Pour cela, Beppe Grillo, humoriste et blogueur âgé de 68 ans, déroule inlassablement un argumentaire bien rodé. Selon lui, en faisant entrer les élus locaux au Sénat, la réforme constitutionnelle offre notamment l’immunité parlementaire à un personnel particulièrement corrompu, et ne s’attaque pas réellement à la question du coût de la vie politique, comme le gouvernement Renzi le prétend.
Une alternative aux partis traditionnels
Depuis plusieurs semaines, MM. Grillo et Renzi ont entamé un bras de fer. Après avoir qualifié de « ramassis » la coalition des partisans du « non », le premier ministre italien s’est vu comparé à une « truie blessée » par le chef du M5S. Matteo Renzi a riposté en affirmant que l’agressivité de Beppe Grillo était liée aux multiples scandales qui entachent la réputation du mouvement.

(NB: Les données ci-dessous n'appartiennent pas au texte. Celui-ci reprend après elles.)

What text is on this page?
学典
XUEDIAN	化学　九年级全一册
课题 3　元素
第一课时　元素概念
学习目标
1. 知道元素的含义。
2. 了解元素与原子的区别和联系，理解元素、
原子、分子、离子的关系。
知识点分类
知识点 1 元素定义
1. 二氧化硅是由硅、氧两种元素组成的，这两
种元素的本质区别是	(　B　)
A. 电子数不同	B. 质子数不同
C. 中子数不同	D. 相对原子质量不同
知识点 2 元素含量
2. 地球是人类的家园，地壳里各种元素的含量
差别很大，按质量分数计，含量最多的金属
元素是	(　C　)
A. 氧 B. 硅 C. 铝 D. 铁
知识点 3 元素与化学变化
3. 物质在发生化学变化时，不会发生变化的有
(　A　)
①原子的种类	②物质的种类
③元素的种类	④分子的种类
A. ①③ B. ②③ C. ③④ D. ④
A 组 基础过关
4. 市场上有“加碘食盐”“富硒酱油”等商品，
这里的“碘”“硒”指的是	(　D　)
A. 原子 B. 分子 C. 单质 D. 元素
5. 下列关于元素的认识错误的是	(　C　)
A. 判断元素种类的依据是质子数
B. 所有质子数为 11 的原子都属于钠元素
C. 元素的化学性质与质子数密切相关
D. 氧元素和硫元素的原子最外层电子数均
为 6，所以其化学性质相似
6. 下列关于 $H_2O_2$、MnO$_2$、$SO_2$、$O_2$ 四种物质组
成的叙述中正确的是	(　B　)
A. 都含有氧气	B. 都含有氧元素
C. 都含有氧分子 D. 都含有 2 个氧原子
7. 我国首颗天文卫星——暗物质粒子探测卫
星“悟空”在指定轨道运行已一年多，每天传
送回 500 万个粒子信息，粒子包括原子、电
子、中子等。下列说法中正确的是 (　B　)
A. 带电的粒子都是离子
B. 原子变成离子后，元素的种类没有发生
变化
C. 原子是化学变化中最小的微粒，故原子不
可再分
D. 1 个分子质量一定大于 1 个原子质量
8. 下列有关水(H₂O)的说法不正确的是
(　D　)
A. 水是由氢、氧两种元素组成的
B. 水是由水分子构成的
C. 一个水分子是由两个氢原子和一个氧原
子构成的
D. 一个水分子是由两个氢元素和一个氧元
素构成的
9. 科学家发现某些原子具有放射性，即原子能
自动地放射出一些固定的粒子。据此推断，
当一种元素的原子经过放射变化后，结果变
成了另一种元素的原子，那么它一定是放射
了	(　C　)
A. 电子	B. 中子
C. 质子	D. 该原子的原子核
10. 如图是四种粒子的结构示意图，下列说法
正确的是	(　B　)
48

En effet, sur le terrain, le M5S, pourfendeur des élites et de la corruption, ne se révèle pas à la hauteur de son discours moraliste. A la mairie de Rome, censée être une vitrine pour un mouvement jeune et en pleine expansion, la maire, Virginia Raggi, enchaîne les déconvenues. Un exemple : la nomination d’un chef de cabinet à 200 000 euros par an, alors que le mouvement ne cesse de dénoncer les salaires exorbitants des dirigeants politiques.
La preuve d’un certain amateurisme ? « C’est un mouvement qui n’a pas été préparé à accéder à des responsabilités politiques », relève M. Lazar. Malgré ces scandales, le Mouvement 5 étoiles continue d’incarner une alternative aux partis traditionnels et ambitionne même de devenir la première formation politique du pays.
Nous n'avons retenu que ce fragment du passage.